Italy has a National Commission for Prediction and Prevention of Major Risks. It is that committee that was put on trial. In late March of 2009 the committee met to assess a series of minor earthquakes around L’Aquila. The city had experienced devastating earthquakes in the past such as the one that struck in 1703. But the committee in its judgment at the March meeting felt it was unlikely that an earthquake similar to the one in 1703 was going to occur even though it couldn’t be completely ruled out. Six days after providing these conclusions to the Italian government the earthquake struck. The court’s reasoning was simple. If the scientists had predicted an earthquake and evacuated the town there would be little loss of life. But the scientists didn’t and therefore they were to blame.
Animals and Predicting Earthquakes
You see the scientists with all their theory and technology couldn’t do what Italy’s common toads could – predict a coming earthquake. just prior to the earthquake Rachel Grant, a doctoral student in Life Sciences at London’s Open University, was studying the breeding habits of a toad population at a location not too far from L’Aquila. The common toads in Italy mate and reproduce once a year. This involves a significant annual migration that has them gather at a common breeding ground. Five days before the earthquake, Grant noted that the toad population vanished dramatically going from 100 down to zero in two days. The breeding ground was 74 kilometers (46 miles) from L’Aquila. In her study published in the Journal of Zoology in 2010 she concludes there is a correlation between the toads’ disappearance and the onset of the earthquake.
Humans and Earthquake Prediction
Predicting earthquakes is more art than science except if you are a toad. Non-toad geophysicists, seismologists and geoscientists have learned a significant amount about what lies beneath our feet. From simple seismographs dating back 2,000 years to the past century when the science of plate tectonics was discovered, scientists have been able to map those areas of the world most prone to earthquakes and volcanic activity. Italy and the Mediterranean Sea basin are in one of those geological active zones where earthquakes happen and volcanoes, from time to time, erupt. But predicting when these events happen remains as much a mystery today as they were two thousand years ago. All scientists have to go on is evidence gathered from the historic data and from sensors that record current seismic activity. At best they can speculate on the likelihood of an earthquake occurring in a particular region – in short, giving odds.
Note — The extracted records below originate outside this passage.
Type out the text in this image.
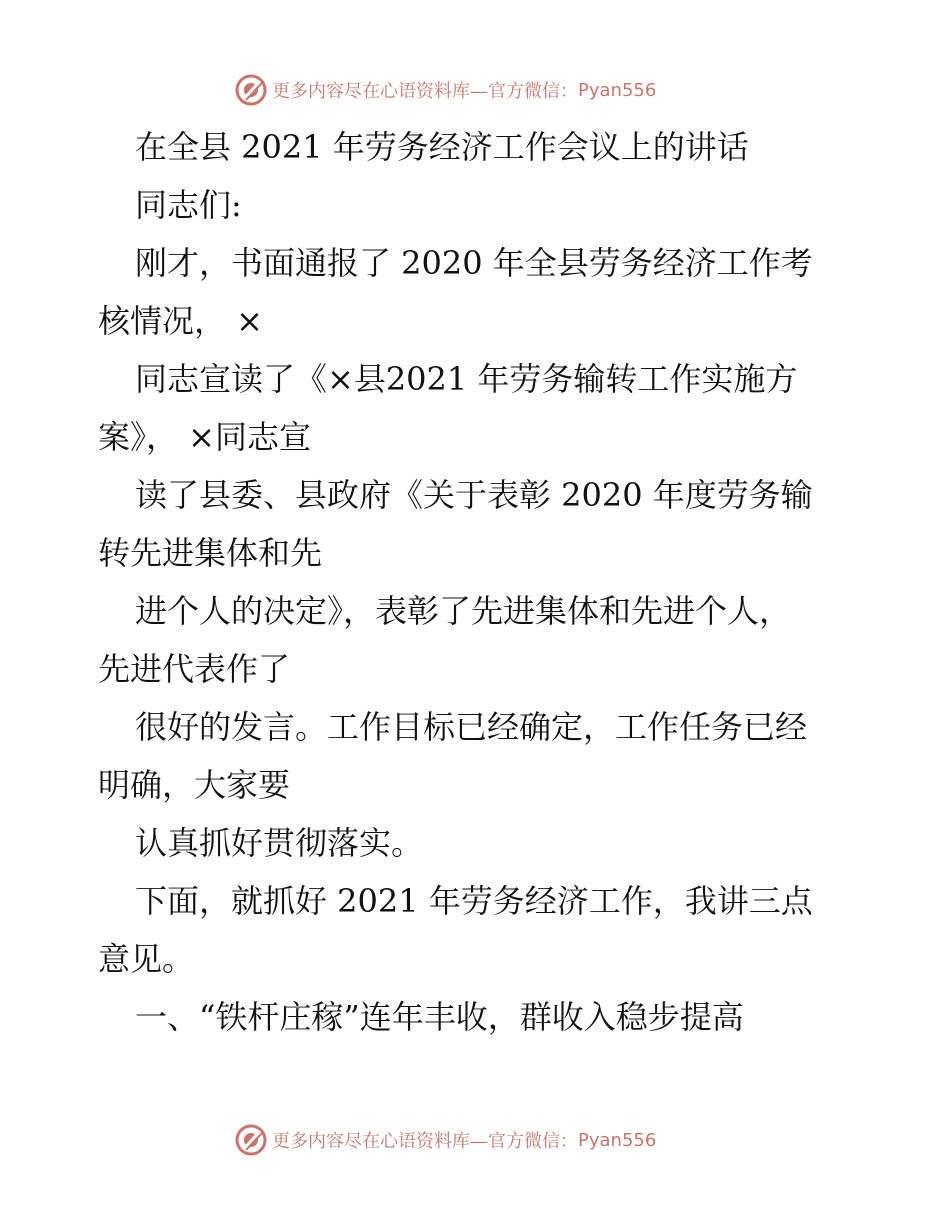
更多内容尽在心语资料库—官方微信： Pyan556
在全县 2021 年劳务经济工作会议上的讲话
同志们:
刚才，书面通报了 2020 年全县劳务经济工作考
核情况， ×
同志宣读了《×县2021 年劳务输转工作实施方
案》， ×同志宣
读了县委、县政府《关于表彰 2020 年度劳务输
转先进集体和先
进个人的决定》，表彰了先进集体和先进个人，
先进代表作了
很好的发言。工作目标已经确定，工作任务已经
明确，大家要
认真抓好贯彻落实。
下面，就抓好 2021 年劳务经济工作，我讲三点
意见。
一、“铁杆庄稼”连年丰收，群收入稳步提高
更多内容尽在心语资料库—官方微信： Pyan556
Short of adding seer, psychic or visionary to their curriculum vitae, the scientists in Italy that served on the Commission had little to go on that would have foreshadowed what happened in L’Aquila. They might have been able to state that based on past observations of earthquake activity that there was a probability of an earthquake at some point in the foreseeable future. And this they did. But as to the point in time or the severity, the Italian scientists, and all scientists who study earthquakes, had no prescient ability to provide an accurate forecast.
So how will this all end?
We can only hope that sanity eventually prevails in the Italian courts when the scientists appeal the verdict. In the 21st century no judicial system should be convicting anyone because they couldn’t predict when an earthquake would occur. This is outright ignorance and stupidity piled upon a tragedy in which 308 lives were lost. Blaming the scientists is misdirected vengeance. Why don’t the Italians just march them up the slopes of Etna or Vesuvius and drop them in the caldera? It would be the same kind of justice as what the courts have served.
I couldn’t agree with you more, Len. I’ve read that there’s no incarceration before an appeal so let’s hope better judgment prevails at that hearing.
A potentially interesting item could be to examine the mandate of the National Commission for Prediction and Prevention of Major Risks. Perhaps it was its loose wording that provided the foundation for the suit (purely speculation). If so, it begs the question of what the mandate of such organizations should be, but it’s obvious that one item should be public education on reasonable expectations.